David Shears, a correspondent for the London Daily Telegraph whose wry touch graced dispatches about American political campaigning and who once described the United States as “the most fascinating, variegated, vulgar, sophisticated, ugly, beautiful, exciting country in the world,” died March 20 at Sibley Memorial Hospital in Washington. He was 86.

He had complications from pneumonia, said his son, Nicholas Shears.

Mr. Shears reported from Washington for the Daily Telegraph from 1961 to 1965 and, after a long assignment as Bonn bureau chief in Germany, from 1981 until his retirement in 1986.

He covered the civil rights movement, the Cuban missile crisis and President John F. Kennedy’s assassination, and he periodically freelanced for American publications.

In a 1961 New York Times Magazine story titled “Is Baby Kissing Really Necessary?,” Mr. Shears described the “bizarre affair” that is the American campaign process, complete with its “hand-pumping, blintz-eating, baby-kissing, [and] beauty-contest-judging.”

David Shears, a correspondent for the London Daily Telegraph. (Family Photo)

“Is all this clowning really necessary?” he wrote. “Must he judge hog contests to the point where he probably can hardly distinguish between Beauty and the Beast?”

In another Times story, he offered a riposte to a fellow British correspondent who highlighted shortcomings in America’s cultural and gastronomical offerings, especially blueberry pie that looked and tasted like “purple glue.”

Mr. Shears wrote that if the other reporter “has ever found a steak in Britain to compare with a rare melt-in-the-mouth American T-bone, at anything like the same price, I’ll eat my hat. Or since I haven’t got a hat, I’ll do my penance by eating an English sausage.”

David John Arthur Shears was born May 20, 1926, in London and raised in Cheltenham, England. He served in the British navy during World War II and was a 1949 politics, philosophy and economics graduate of the University of Oxford in England.

He briefly worked as a reporter at the Bristol Evening Post before joining Reuters as a foreign correspondent in 1951. One of his first stories was about the assassination of Pakistan’s Prime Minister Liaquat Ali Khan in 1951.

Five years later, he was assigned to the news agency’s Washington bureau, where he worked until 1961, when he joined the Daily Telegraph.

After leaving Washington in 1965, Mr. Shears served as the Daily Telegraph’s bureau chief in Bonn. He chronicled many leading events of the Cold War and wrote a book, “The Ugly Frontier” (1970), about life on both sides of the Berlin Wall and the longer military and economic barrier dividing East and West Germany. He also reported on the 1972 massacre of Israeli athletes by the Palestinian terrorist organization Black September at the Munich Olympic Games.

In retirement, he wrote two books, “Ocracoke: Its History and People” (1989), about an island on the Outer Banks of North Carolina, and “Paddle America: A Guide to Trips and Outfitters in All 50 States” (1996) with his son.

Mr. Shears, a District resident, volunteered with the Potomac Appalachian Trail Club and the international exchange organization Youth for Understanding.

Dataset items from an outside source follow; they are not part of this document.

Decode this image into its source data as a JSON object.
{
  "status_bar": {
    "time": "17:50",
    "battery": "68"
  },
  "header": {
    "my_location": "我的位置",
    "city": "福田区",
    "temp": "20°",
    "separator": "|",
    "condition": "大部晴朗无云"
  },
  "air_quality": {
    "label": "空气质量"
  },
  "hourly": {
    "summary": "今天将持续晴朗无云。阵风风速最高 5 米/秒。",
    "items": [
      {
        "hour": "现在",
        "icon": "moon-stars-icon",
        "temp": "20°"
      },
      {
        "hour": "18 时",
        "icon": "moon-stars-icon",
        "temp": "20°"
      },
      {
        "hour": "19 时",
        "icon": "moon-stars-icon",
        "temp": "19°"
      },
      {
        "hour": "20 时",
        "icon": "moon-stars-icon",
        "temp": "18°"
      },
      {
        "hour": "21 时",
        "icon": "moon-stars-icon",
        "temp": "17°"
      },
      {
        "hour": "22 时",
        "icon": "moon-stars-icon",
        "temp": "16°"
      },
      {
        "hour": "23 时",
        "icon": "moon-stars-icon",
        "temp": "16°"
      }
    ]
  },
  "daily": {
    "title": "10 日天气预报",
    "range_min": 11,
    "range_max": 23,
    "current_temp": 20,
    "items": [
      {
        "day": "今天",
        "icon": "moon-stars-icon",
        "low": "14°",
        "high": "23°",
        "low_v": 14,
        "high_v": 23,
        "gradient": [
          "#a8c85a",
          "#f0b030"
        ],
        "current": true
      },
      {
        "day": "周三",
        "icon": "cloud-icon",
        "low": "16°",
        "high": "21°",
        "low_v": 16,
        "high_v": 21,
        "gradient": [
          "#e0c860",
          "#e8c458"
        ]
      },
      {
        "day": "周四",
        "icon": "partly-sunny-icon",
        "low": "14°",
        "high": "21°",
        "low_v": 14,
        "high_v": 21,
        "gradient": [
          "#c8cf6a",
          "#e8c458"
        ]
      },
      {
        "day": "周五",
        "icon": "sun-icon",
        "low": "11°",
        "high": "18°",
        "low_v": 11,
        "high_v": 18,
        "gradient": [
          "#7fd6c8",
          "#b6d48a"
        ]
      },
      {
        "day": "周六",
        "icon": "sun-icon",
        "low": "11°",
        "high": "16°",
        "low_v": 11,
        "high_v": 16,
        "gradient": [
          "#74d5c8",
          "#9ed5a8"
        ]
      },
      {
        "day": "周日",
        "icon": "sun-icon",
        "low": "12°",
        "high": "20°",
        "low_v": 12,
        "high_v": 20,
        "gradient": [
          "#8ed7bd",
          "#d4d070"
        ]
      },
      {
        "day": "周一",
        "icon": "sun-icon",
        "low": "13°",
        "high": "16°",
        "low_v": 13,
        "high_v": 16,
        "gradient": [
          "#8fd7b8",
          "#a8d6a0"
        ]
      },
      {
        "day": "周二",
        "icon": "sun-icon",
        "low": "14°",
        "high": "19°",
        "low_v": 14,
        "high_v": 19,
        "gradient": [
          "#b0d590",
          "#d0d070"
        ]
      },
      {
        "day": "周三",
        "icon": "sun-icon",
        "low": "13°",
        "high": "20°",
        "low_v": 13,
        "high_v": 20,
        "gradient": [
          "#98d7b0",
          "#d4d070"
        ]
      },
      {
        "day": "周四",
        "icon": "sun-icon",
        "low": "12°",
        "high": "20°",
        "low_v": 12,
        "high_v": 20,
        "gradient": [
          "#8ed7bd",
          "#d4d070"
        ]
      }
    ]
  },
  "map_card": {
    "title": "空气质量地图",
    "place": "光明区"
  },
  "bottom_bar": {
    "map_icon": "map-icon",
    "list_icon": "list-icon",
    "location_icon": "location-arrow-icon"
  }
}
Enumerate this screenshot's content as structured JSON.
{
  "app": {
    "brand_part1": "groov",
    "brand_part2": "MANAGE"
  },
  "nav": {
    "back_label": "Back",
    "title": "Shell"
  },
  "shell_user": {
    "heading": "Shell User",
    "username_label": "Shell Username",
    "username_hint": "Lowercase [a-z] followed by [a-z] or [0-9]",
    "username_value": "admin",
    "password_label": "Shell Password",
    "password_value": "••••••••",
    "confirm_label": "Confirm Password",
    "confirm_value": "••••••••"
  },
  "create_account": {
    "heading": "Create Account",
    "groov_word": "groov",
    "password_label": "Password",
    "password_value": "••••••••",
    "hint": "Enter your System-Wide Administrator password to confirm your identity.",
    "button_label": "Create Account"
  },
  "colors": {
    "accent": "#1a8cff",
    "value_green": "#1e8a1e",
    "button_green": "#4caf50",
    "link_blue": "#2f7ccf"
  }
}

Survivors include his wife of 57 years, Ursula Hahn Shears of Washington; a son, Nicholas Shears of Arlington; and two grandsons.

In a 1988 letter to the editor published in The Washington Post, Mr. Shears expressed the frustrations of foreign correspondents in Washington who, while covering breaking news stories, were often grinding against early deadlines for overseas publications.

“You see a story in an American paper and start working the phones first thing in the morning, trying to check it out,” he wrote. “But just about everyone is ‘in a meeting,’ so you’re left waiting for call-backs. With the five- or six-hour time difference, you have to get those answers by noon, Washington time, to make deadline. Otherwise, you have three choices, all bad: ignore the story, quote the American media or simply plagiarize.”

“True,” he added, before invoking the Declaration of Independence, “the outside world doesn’t yield many votes in American elections. But whatever happened to ‘a decent respect to the opinions of mankind’?”